This is the mail archive of the
mailing list for the GCC project.
Re: [GSoC'19, libgomp work-stealing] Task parallelism runtime
On Wed, Jun 5, 2019 at 9:25 PM 김규래 <firstname.lastname@example.org> wrote:
> Hi, thanks for the detailed explanation.
> I think I now get the picture.
> Judging from my current understanding, the task-parallelism currently works as follows:
> 1. Tasks are placed in a global shared queue.
> 2. Workers consume the tasks by bashing the queue in a while loop, just as self-scheduling (dynamic scheduling)/
> Then the improvements including work-stealing must be done by:
> 1. Each worker holds a dedicated task queue reducing the resource contention.
> 2. The tasks are distributed in a round-robin fashion
For nested task submission (does OpenMP support that?) you probably
want to submit to the local queue rather than round-robin, no?

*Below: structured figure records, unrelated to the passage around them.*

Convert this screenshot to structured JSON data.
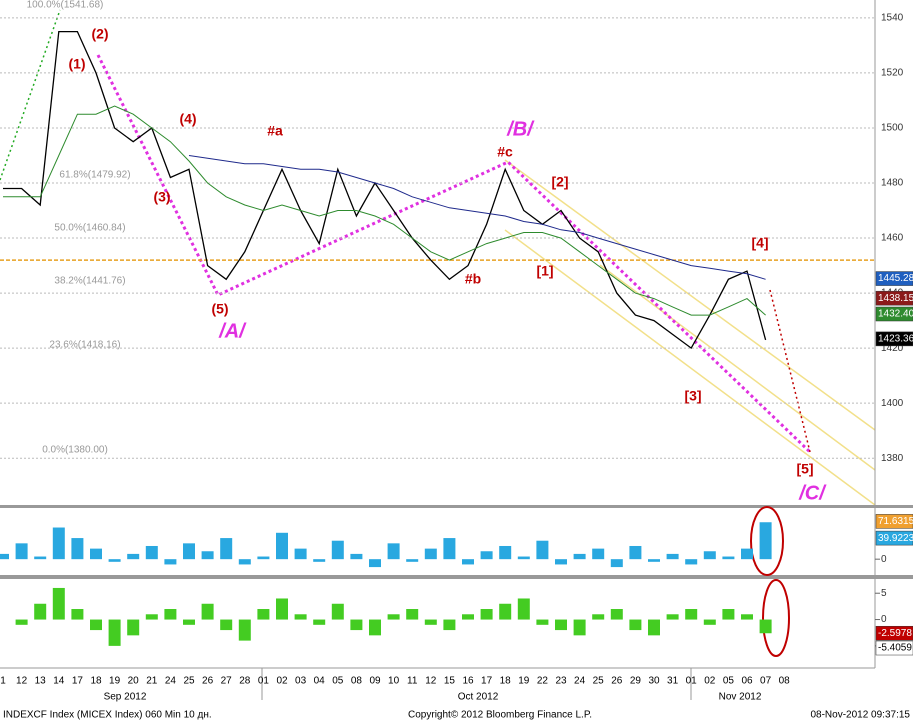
{
  "chart_data": [
    {
      "type": "line",
      "categories": [
        "1",
        "12",
        "13",
        "14",
        "17",
        "18",
        "19",
        "20",
        "21",
        "24",
        "25",
        "26",
        "27",
        "28",
        "01",
        "02",
        "03",
        "04",
        "05",
        "08",
        "09",
        "10",
        "11",
        "12",
        "15",
        "16",
        "17",
        "18",
        "19",
        "22",
        "23",
        "24",
        "25",
        "26",
        "29",
        "30",
        "31",
        "01",
        "02",
        "05",
        "06",
        "07",
        "08"
      ],
      "months": [
        "Sep 2012",
        "Oct 2012",
        "Nov 2012"
      ],
      "series": [
        {
          "color": "#000000",
          "values": [
            1478,
            1478,
            1472,
            1535,
            1535,
            1520,
            1500,
            1495,
            1500,
            1482,
            1485,
            1450,
            1445,
            1455,
            1470,
            1485,
            1470,
            1458,
            1485,
            1468,
            1480,
            1470,
            1460,
            1452,
            1445,
            1450,
            1465,
            1485,
            1470,
            1465,
            1470,
            1460,
            1455,
            1440,
            1432,
            1430,
            1425,
            1420,
            1432,
            1445,
            1448,
            1423,
            null
          ]
        },
        {
          "color": "#1f2a8c",
          "values": [
            null,
            null,
            null,
            null,
            null,
            null,
            null,
            null,
            null,
            null,
            1490,
            1489,
            1488,
            1487,
            1487,
            1486,
            1485,
            1485,
            1484,
            1482,
            1480,
            1478,
            1475,
            1473,
            1471,
            1470,
            1469,
            1468,
            1466,
            1465,
            1463,
            1462,
            1460,
            1458,
            1456,
            1454,
            1452,
            1450,
            1449,
            1448,
            1447,
            1445,
            null
          ]
        },
        {
          "color": "#2e8b2e",
          "values": [
            1475,
            1475,
            1475,
            1490,
            1505,
            1505,
            1508,
            1505,
            1500,
            1495,
            1488,
            1480,
            1475,
            1472,
            1470,
            1472,
            1470,
            1468,
            1470,
            1470,
            1468,
            1465,
            1460,
            1455,
            1452,
            1455,
            1458,
            1460,
            1462,
            1462,
            1460,
            1455,
            1450,
            1445,
            1440,
            1438,
            1435,
            1432,
            1432,
            1435,
            1438,
            1432,
            null
          ]
        }
      ],
      "ylim": [
        1363,
        1546.5
      ],
      "yticks": [
        1380,
        1400,
        1420,
        1440,
        1460,
        1480,
        1500,
        1520,
        1540
      ],
      "grid": true,
      "level_line": {
        "value": 1452,
        "color": "#e8a020"
      },
      "last_labels": [
        {
          "value": 1445.28,
          "label": "1445.28",
          "color": "#1f5fbf"
        },
        {
          "value": 1438.15,
          "label": "1438.15",
          "color": "#8b1a1a"
        },
        {
          "value": 1432.4,
          "label": "1432.40",
          "color": "#2e8b2e"
        },
        {
          "value": 1423.36,
          "label": "1423.36",
          "color": "#000000"
        }
      ],
      "fib_labels": [
        "100.0%(1541.68)",
        "61.8%(1479.92)",
        "50.0%(1460.84)",
        "38.2%(1441.76)",
        "23.6%(1418.16)",
        "0.0%(1380.00)"
      ],
      "annotations": [
        {
          "text": "(1)",
          "color": "#c00000"
        },
        {
          "text": "(2)",
          "color": "#c00000"
        },
        {
          "text": "(3)",
          "color": "#c00000"
        },
        {
          "text": "(4)",
          "color": "#c00000"
        },
        {
          "text": "(5)",
          "color": "#c00000"
        },
        {
          "text": "/A/",
          "color": "#e030e0"
        },
        {
          "text": "#a",
          "color": "#c00000"
        },
        {
          "text": "#b",
          "color": "#c00000"
        },
        {
          "text": "#c",
          "color": "#c00000"
        },
        {
          "text": "/B/",
          "color": "#e030e0"
        },
        {
          "text": "[1]",
          "color": "#c00000"
        },
        {
          "text": "[2]",
          "color": "#c00000"
        },
        {
          "text": "[3]",
          "color": "#c00000"
        },
        {
          "text": "[4]",
          "color": "#c00000"
        },
        {
          "text": "[5]",
          "color": "#c00000"
        },
        {
          "text": "/C/",
          "color": "#e030e0"
        }
      ],
      "footer": {
        "left": "INDEXCF Index (MICEX Index) 060 Min 10 дн.",
        "center": "Copyright© 2012 Bloomberg Finance L.P.",
        "right": "08-Nov-2012 09:37:15"
      }
    },
    {
      "type": "bar",
      "color": "#29a8e0",
      "values": [
        10,
        30,
        5,
        60,
        40,
        20,
        -5,
        10,
        25,
        -10,
        30,
        15,
        40,
        -10,
        5,
        50,
        20,
        -5,
        35,
        10,
        -15,
        30,
        -5,
        20,
        40,
        -10,
        15,
        25,
        5,
        35,
        -10,
        10,
        20,
        -15,
        25,
        -5,
        10,
        -10,
        15,
        5,
        20,
        70,
        null
      ],
      "ylim": [
        -30,
        97
      ],
      "yticks": [
        0
      ],
      "last_labels": [
        {
          "value": 71.6315,
          "label": "71.6315",
          "color": "#f0a030"
        },
        {
          "value": 39.9223,
          "label": "39.9223",
          "color": "#29a8e0"
        }
      ]
    },
    {
      "type": "bar",
      "color": "#44cc22",
      "values": [
        0,
        -1,
        3,
        6,
        2,
        -2,
        -5,
        -3,
        1,
        2,
        -1,
        3,
        -2,
        -4,
        2,
        4,
        1,
        -1,
        3,
        -2,
        -3,
        1,
        2,
        -1,
        -2,
        1,
        2,
        3,
        4,
        -1,
        -2,
        -3,
        1,
        2,
        -2,
        -3,
        1,
        2,
        -1,
        2,
        1,
        -2.6,
        null
      ],
      "ylim": [
        -9.2,
        7.7
      ],
      "yticks": [
        5,
        0,
        -5
      ],
      "last_labels": [
        {
          "value": -2.5978,
          "label": "-2.5978",
          "color": "#c00000"
        },
        {
          "value": -5.4059,
          "label": "-5.4059",
          "color": "#ffffff"
        }
      ]
    }
  ]
}
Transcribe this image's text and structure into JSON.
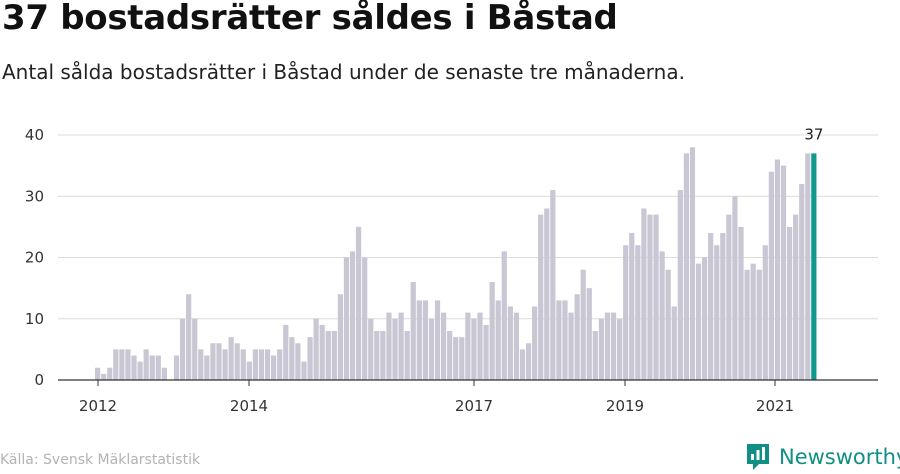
{
  "header": {
    "title": "37 bostadsrätter såldes i Båstad",
    "subtitle": "Antal sålda bostadsrätter i Båstad under de senaste tre månaderna."
  },
  "footer": {
    "source": "Källa: Svensk Mäklarstatistik",
    "brand": "Newsworthy",
    "brand_color": "#0f8f86"
  },
  "chart_data": {
    "type": "bar",
    "title": "37 bostadsrätter såldes i Båstad",
    "subtitle": "Antal sålda bostadsrätter i Båstad under de senaste tre månaderna.",
    "xlabel": "",
    "ylabel": "",
    "ylim": [
      0,
      40
    ],
    "yticks": [
      0,
      10,
      20,
      30,
      40
    ],
    "xticks": [
      "2012",
      "2014",
      "2017",
      "2019",
      "2021"
    ],
    "grid": true,
    "bar_color": "#c8c7d3",
    "highlight_color": "#0e9a8e",
    "highlight_label": "37",
    "values": [
      2,
      1,
      2,
      5,
      5,
      5,
      4,
      3,
      5,
      4,
      4,
      2,
      null,
      4,
      10,
      14,
      10,
      5,
      4,
      6,
      6,
      5,
      7,
      6,
      5,
      3,
      5,
      5,
      5,
      4,
      5,
      9,
      7,
      6,
      3,
      7,
      10,
      9,
      8,
      8,
      14,
      20,
      21,
      25,
      20,
      10,
      8,
      8,
      11,
      10,
      11,
      8,
      16,
      13,
      13,
      10,
      13,
      11,
      8,
      7,
      7,
      11,
      10,
      11,
      9,
      16,
      13,
      21,
      12,
      11,
      5,
      6,
      12,
      27,
      28,
      31,
      13,
      13,
      11,
      14,
      18,
      15,
      8,
      10,
      11,
      11,
      10,
      22,
      24,
      22,
      28,
      27,
      27,
      21,
      18,
      12,
      31,
      37,
      38,
      19,
      20,
      24,
      22,
      24,
      27,
      30,
      25,
      18,
      19,
      18,
      22,
      34,
      36,
      35,
      25,
      27,
      32,
      37,
      37
    ]
  }
}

> 3. work-stealing will resolve the load imbalance.
> If the above statements are correct, I guess the task priority should be given some special treatment?
> Ray Kim
> -----Original Message-----
> From: "Jakub Jelinek"<email@example.com>
> To: "김규래"<firstname.lastname@example.org>;
> Cc: <email@example.com>;
> Sent: 2019-06-04 (화) 03:21:01 (GMT+09:00)
> Subject: Re: [GSoC'19, libgomp work-stealing] Task parallelism runtime
> On Tue, Jun 04, 2019 at 03:01:13AM +0900, 김규래 wrote:
> > Hi,
> > I've been studying the libgomp task parallelism system.
> > I have a few questions.
> > First, Tracing the events shows that only the main thread calls GOMP_task.
> No, any thread can call GOMP_task, in particular the thread that encountered
> the #pragma omp task construct.
> The GOMP_task function then decides based on the clauses of the construct
> (passed in various ways through the arguments of that function) whether it
> will be included (executed by the encountering thread), or queued for
> later execution. In the latter case, it will be scheduled during a barrier
> (implicit or explicit), see gomp_barrier_handle_tasks called from the
> bar.[ch] code, or at other spots, e.g. during taskwait construct
> (GOMP_taskwait) or at the end of taskgroup (GOMP_taskgroup_end).
> > How do the other worker threads enter the libgomp runtime?
> If you never encounter a parallel, teams or target construct, then there is
> just one thread that does everything (well, the library is written such that
> if you by hand pthread_create, each such thread acts as a separate initial
> thread from OpenMP POV).
> Threads are created e.g. during parallel construct (GOMP_parallel), where
> for non-nested parallelism as the standard requires it reuses existing
> threads if possible or spawns new ones, see mainly team.c (gomp_team_start)
> for the function that spawns new threads or awakes the ones waiting for
> work, or gomp_thread_start in the same file for the function actually run by
> the libgomp library created threads.
> > I can't find the entry point of the worker threads from the event tracing and the assembly dump.
> > Second, How is the task priority set?
> By the user, through priority clause, passed to GOMP_task and then taken
> into account when handling tasks in the various queues.